L'ebook che pubblichiamo e mettiamo a disposizione gratuitamente nasce da questo confronto. Abbiamo messo insieme testimonianze, spunti di riflessione, esperienze che al tempo stesso fotografano la situazione e avanzano (timidamente) proposte.

La discussione, come molti di voi sapranno, si deve all'articolo di Francesca Borri pubblicato dalla Columbia Journalism Review, che è stato oggetto di polemiche anche molto aspre. Alla vicenda abbiamo dedicato due post:

Freelance e guerra: una conversazione (un po’ animata) fra amici
Italian freelancer in Syria: checking @CJR fact-checking

Il nostro è un blog collettivo che ha come payoff: «viaggio nel mondo del giornalismo che cambia». Non potevamo perciò non cogliere l'occasione, andando al di là delle polemiche, per affrontare la questione di fondo che emergeva dalle conversazioni sui social network: la condizione dei freelance, il giornalismo - inteso come sistema di produzione giornalistico così come lo abbiamo conosciuto fino ad oggi e il relativo business - in crisi.

La crisi dei giornali non è un dramma privato di editori e giornalisti, ma un problema della società civile. Che dovrebbe riappropriasene.
(Enrico Pedemonte, Morte e resurrezione dei giornali. Chi li uccide, chi li salverà, Garzanti)

Provando ad andare oltre la denuncia o la mera fotografia del presente, speriamo nel nostro piccolo di aver contribuito a un dibattito tanto raro quanto necessario. Perché chi ha il sogno di fare il giornalista (e forse sempre più questo significherà fare il freelance) possa avere strumenti, dati, conoscenze a disposizione per provare a realizzare quel sogno.

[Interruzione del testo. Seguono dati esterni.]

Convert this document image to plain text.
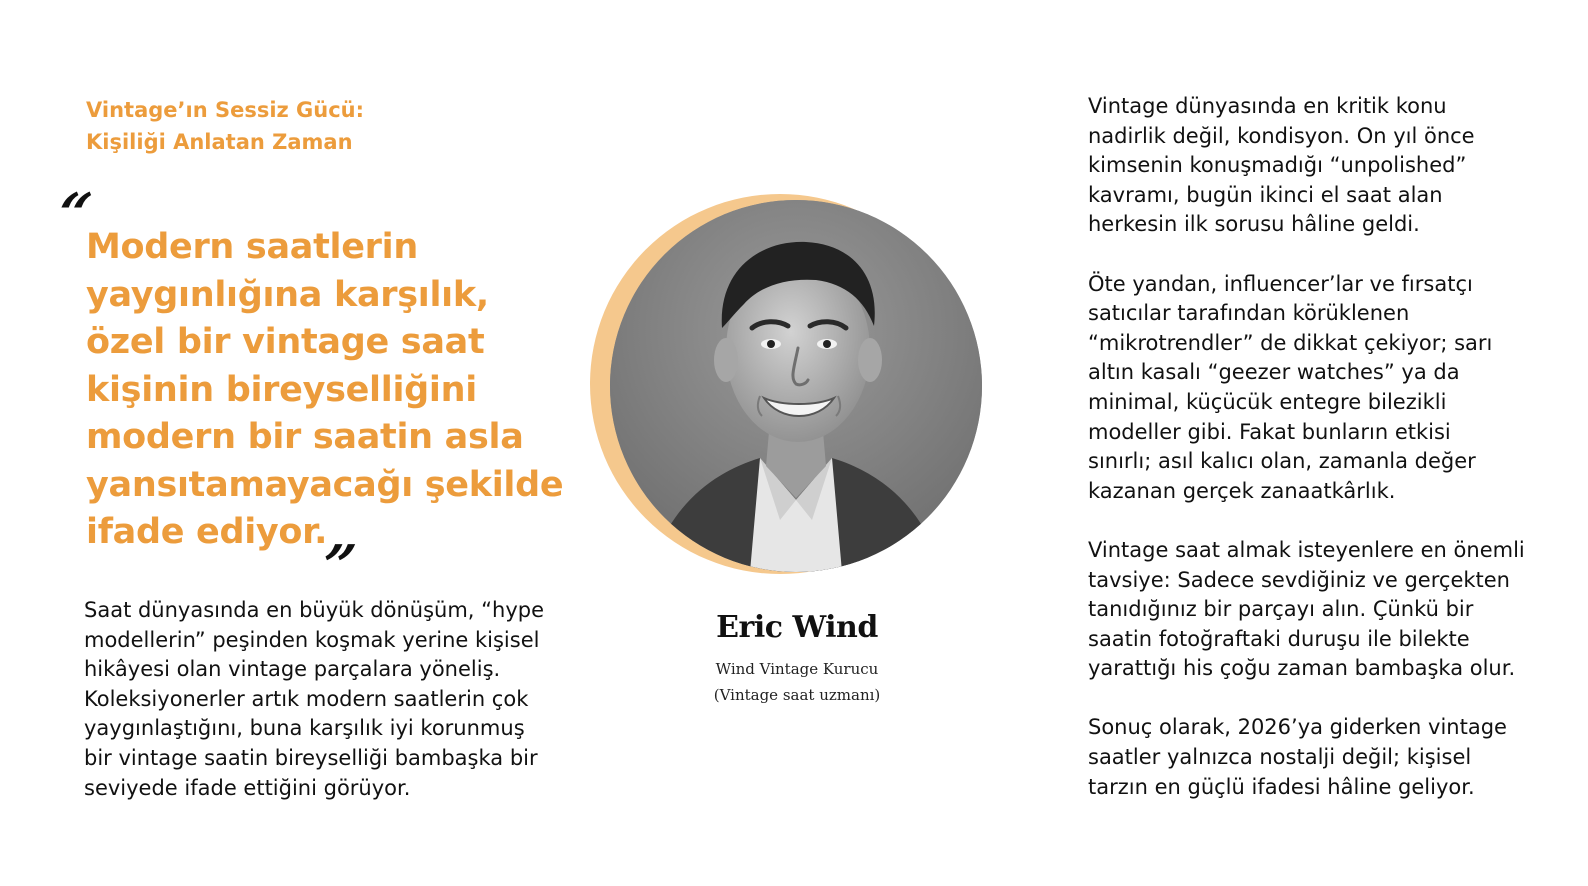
Vintage’ın Sessiz Gücü:
Kişiliği Anlatan Zaman
“
Modern saatlerin
yaygınlığına karşılık,
özel bir vintage saat
kişinin bireyselliğini
modern bir saatin asla
yansıtamayacağı şekilde
ifade ediyor.
”
Saat dünyasında en büyük dönüşüm, “hype
modellerin” peşinden koşmak yerine kişisel
hikâyesi olan vintage parçalara yöneliş.
Koleksiyonerler artık modern saatlerin çok
yaygınlaştığını, buna karşılık iyi korunmuş
bir vintage saatin bireyselliği bambaşka bir
seviyede ifade ettiğini görüyor.
Eric Wind
Wind Vintage Kurucu
(Vintage saat uzmanı)
Vintage dünyasında en kritik konu
nadirlik değil, kondisyon. On yıl önce
kimsenin konuşmadığı “unpolished”
kavramı, bugün ikinci el saat alan
herkesin ilk sorusu hâline geldi.
Öte yandan, influencer’lar ve fırsatçı
satıcılar tarafından körüklenen
“mikrotrendler” de dikkat çekiyor; sarı
altın kasalı “geezer watches” ya da
minimal, küçücük entegre bilezikli
modeller gibi. Fakat bunların etkisi
sınırlı; asıl kalıcı olan, zamanla değer
kazanan gerçek zanaatkârlık.
Vintage saat almak isteyenlere en önemli
tavsiye: Sadece sevdiğiniz ve gerçekten
tanıdığınız bir parçayı alın. Çünkü bir
saatin fotoğraftaki duruşu ile bilekte
yarattığı his çoğu zaman bambaşka olur.
Sonuç olarak, 2026’ya giderken vintage
saatler yalnızca nostalji değil; kişisel
tarzın en güçlü ifadesi hâline geliyor.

Il nostro messaggio in fondo è un messaggio positivo: non vi diciamo di  rinunciare al sogno, ma il sogno ha più possibilità di riuscita quanto più si è consapevoli del contesto e si è in contatto con la realtà.

E a proposito di realtà, abbiamo voluto inquadrare il tema nel suo contesto più ampio. Per questo segnaliamo alcuni dati significativi del mondo del giornalismo in profonda trasformazione.

Con una premessa (tratta dall'ebook di Valerio Bassan Tutta un'altra notizia):

1) La crisi del giornalismo è globale e inevitabile;

2) Vivere di giornalismo non è mai stato così difficile;

3) C'è chi sta risalendo la corrente (vedi Die Zeit, Huffington Post, Business Insider, New York Times);

4) I lettori hanno ancora fame di buon giornalismo;

5) Ripartiamo da zero. Dobbiamo reinventare questo mestiere, partendo da quattro assunti fondamentali:

  • il giornalismo sopravviverà alla sua trasformazione;
  • l'innovazione sta portando nuove interessanti opportunità;
  • le persone contano più di quanto crediamo;
  • errori e fallimenti sono il terreno su cui dobbiamo costruire i nuovi modelli di sostenibilità.

La situazione della stampa in Italia

Il 5 giugno 2013 la Federazione Italiana Editori Giornali ha pubblicato uno studio sulla situazione della stampa in Italia (i dati si riferiscono al biennio 2010-2012). Qui si trova una sintesi che in buona sostanza certifica la crisi profonda che stiamo vivendo:

1) Il 2012 è il quinto anno consecutivo con dati negativi per l'editoria. Diminuiscono le copie vendute e nel 2012 diminuiscono per la prima volta anche i lettori: le vendite sono scese del 6,6% e negli ultimi cinque anni il calo è del 22%. Più di un milione di persone ha smesso di comprare il giornale.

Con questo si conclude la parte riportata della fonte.